Shah and colleagues compared the measure of skin advanced glycation end products (sAGEs) in 133 children with type 1 diabetes and 20 children with type 2 diabetes with 91 children and 129 adults without diabetes. They used skin intrinsic fluorescence, determined by a Veralight Scout DS device, to measure sAGEs.
“Advanced glycated end products accumulate in tissues over time and tissue burden is a function of chronologic age. Type 1 diabetes increases AGE formation and AGEs may contribute to development of type 1 diabetes complications,” Shah and colleagues wrote in their abstract. “The implications of AGEs in children are not clear; therefore, we assessed the relationship between CA and type 1 diabetes on skin AGEs in children.”
Skin intrinsic fluorescence (SIF), stimulated at 420 gammas (SIF420c), increased with chronologic age among participants without diabetes. After adjusting for chronologic age and sex, SIF at 420 gammas was higher among children with type 1 and type 2 diabetes compared with those without (P,.01). This was also true when comparing children with diabetes and adults without diabetes.
Minimal overlap in SIF420c values occurred among children without diabetes and adults, but considerable overlap occurred among children with diabetes and adults who were 26 years older, on average. Nearly 45% of children with type 1 diabetes and 55% of children with type 2 diabetes had SIF comparable to healthy adults.

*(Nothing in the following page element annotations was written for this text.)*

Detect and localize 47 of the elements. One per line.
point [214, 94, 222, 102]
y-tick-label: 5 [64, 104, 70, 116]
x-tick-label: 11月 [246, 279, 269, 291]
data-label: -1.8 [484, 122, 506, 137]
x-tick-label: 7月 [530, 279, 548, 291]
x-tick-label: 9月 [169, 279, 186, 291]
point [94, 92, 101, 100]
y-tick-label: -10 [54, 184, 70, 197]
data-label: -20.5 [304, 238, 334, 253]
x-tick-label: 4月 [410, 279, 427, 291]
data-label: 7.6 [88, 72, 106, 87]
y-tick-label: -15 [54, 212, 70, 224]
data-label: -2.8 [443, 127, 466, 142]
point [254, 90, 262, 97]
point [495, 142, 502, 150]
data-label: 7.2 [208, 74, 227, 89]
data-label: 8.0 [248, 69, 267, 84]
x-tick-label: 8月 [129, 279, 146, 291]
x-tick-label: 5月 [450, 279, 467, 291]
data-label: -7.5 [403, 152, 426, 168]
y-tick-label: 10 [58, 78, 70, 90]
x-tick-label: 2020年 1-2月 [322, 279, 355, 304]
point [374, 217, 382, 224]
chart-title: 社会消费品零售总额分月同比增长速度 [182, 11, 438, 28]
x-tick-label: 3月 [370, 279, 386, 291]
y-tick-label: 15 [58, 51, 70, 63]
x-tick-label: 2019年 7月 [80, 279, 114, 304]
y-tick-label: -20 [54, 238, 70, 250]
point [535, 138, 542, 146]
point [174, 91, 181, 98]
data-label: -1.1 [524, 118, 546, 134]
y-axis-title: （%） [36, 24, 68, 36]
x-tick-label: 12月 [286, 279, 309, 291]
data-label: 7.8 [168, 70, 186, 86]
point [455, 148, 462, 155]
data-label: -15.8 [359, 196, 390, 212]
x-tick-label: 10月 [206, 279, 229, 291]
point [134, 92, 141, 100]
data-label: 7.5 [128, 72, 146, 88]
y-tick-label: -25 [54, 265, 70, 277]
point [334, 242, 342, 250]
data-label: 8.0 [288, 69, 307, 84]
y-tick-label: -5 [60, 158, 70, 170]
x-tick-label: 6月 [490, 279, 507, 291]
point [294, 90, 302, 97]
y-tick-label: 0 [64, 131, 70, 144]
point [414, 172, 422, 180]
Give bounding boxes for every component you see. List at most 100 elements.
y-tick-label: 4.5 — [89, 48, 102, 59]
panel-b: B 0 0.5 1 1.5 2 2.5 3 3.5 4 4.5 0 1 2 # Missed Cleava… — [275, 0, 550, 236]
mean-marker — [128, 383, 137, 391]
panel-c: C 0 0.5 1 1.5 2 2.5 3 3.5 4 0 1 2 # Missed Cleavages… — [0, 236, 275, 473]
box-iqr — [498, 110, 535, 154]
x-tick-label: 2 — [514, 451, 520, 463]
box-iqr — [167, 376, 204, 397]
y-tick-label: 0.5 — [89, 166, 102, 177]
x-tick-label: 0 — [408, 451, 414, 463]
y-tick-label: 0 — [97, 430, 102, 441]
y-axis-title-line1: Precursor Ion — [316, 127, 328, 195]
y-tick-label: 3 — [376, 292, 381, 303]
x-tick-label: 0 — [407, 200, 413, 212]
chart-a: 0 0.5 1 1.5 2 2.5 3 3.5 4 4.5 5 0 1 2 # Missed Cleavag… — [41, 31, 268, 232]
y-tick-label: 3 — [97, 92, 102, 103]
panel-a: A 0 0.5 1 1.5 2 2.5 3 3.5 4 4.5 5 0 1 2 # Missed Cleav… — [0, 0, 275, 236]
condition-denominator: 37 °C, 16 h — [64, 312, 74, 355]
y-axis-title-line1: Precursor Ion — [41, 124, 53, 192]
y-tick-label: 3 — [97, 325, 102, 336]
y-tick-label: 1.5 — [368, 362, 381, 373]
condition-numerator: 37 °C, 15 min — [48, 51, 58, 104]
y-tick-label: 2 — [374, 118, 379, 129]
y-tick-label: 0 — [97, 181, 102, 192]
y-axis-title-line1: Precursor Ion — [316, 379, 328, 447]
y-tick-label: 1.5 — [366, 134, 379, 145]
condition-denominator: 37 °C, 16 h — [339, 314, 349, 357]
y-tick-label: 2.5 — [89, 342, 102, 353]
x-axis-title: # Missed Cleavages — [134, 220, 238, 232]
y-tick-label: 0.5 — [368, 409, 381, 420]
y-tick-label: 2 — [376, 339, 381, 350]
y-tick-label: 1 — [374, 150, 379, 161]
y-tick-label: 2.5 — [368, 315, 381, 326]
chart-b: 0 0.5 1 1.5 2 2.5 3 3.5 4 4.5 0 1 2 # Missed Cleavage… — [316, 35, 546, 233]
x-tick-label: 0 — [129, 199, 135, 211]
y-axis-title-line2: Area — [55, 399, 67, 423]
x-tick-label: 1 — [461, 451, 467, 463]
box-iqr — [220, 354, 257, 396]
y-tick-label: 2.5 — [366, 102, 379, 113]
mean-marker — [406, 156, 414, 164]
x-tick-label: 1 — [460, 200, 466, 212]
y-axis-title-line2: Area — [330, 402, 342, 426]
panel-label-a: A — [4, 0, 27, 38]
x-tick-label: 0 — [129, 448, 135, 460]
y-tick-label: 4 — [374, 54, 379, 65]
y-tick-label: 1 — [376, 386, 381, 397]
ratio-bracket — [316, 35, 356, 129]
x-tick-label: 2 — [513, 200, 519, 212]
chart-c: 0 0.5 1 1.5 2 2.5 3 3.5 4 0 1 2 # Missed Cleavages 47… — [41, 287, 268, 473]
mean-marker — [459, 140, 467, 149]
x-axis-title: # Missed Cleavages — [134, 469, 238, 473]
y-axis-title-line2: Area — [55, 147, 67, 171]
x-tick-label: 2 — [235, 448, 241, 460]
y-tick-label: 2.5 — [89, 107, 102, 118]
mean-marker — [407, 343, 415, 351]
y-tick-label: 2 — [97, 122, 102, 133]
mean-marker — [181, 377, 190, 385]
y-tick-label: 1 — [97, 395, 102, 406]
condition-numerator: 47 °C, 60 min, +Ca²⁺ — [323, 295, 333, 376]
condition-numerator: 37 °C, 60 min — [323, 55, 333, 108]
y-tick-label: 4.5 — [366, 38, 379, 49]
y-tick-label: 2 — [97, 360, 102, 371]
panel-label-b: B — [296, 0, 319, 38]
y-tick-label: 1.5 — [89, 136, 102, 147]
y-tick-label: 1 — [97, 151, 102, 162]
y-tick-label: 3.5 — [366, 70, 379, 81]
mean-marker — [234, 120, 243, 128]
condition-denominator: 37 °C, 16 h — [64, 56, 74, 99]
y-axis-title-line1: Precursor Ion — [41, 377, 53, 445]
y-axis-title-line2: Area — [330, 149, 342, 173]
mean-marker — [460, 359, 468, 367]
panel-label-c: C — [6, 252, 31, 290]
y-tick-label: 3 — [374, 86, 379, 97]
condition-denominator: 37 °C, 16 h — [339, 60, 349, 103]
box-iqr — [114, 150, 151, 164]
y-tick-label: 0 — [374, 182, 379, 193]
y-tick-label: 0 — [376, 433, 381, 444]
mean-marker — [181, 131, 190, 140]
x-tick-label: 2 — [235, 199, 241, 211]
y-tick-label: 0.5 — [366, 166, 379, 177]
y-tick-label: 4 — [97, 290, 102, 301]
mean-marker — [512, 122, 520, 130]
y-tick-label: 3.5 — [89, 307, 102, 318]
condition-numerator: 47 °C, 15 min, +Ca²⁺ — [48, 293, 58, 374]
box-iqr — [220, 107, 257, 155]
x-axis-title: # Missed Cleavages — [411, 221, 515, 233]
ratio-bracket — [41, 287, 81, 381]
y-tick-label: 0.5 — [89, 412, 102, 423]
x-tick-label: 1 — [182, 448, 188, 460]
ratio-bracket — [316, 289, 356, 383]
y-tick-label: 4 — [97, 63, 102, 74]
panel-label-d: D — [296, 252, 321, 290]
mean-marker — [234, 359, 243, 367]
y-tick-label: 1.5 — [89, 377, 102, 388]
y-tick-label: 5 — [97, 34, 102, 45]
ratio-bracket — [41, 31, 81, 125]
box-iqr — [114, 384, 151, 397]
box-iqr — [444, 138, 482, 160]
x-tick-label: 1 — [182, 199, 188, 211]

Additionally, SIF was associated with HbA1c but not mean blood glucose.
“Factors predisposing patients to precocious accumulation of skin AGEs may predispose them to the development of diabetes complications,” Shah said. – by Stacey L. Fisher
For more information:
Shah S. Abstract #148-LB. Presented at: the American Diabetes Association’s 72nd Scientific Sessions; June 8-12, 2012; Philadelphia.
Disclosure: Dr. Maynard is an employee of Veralight.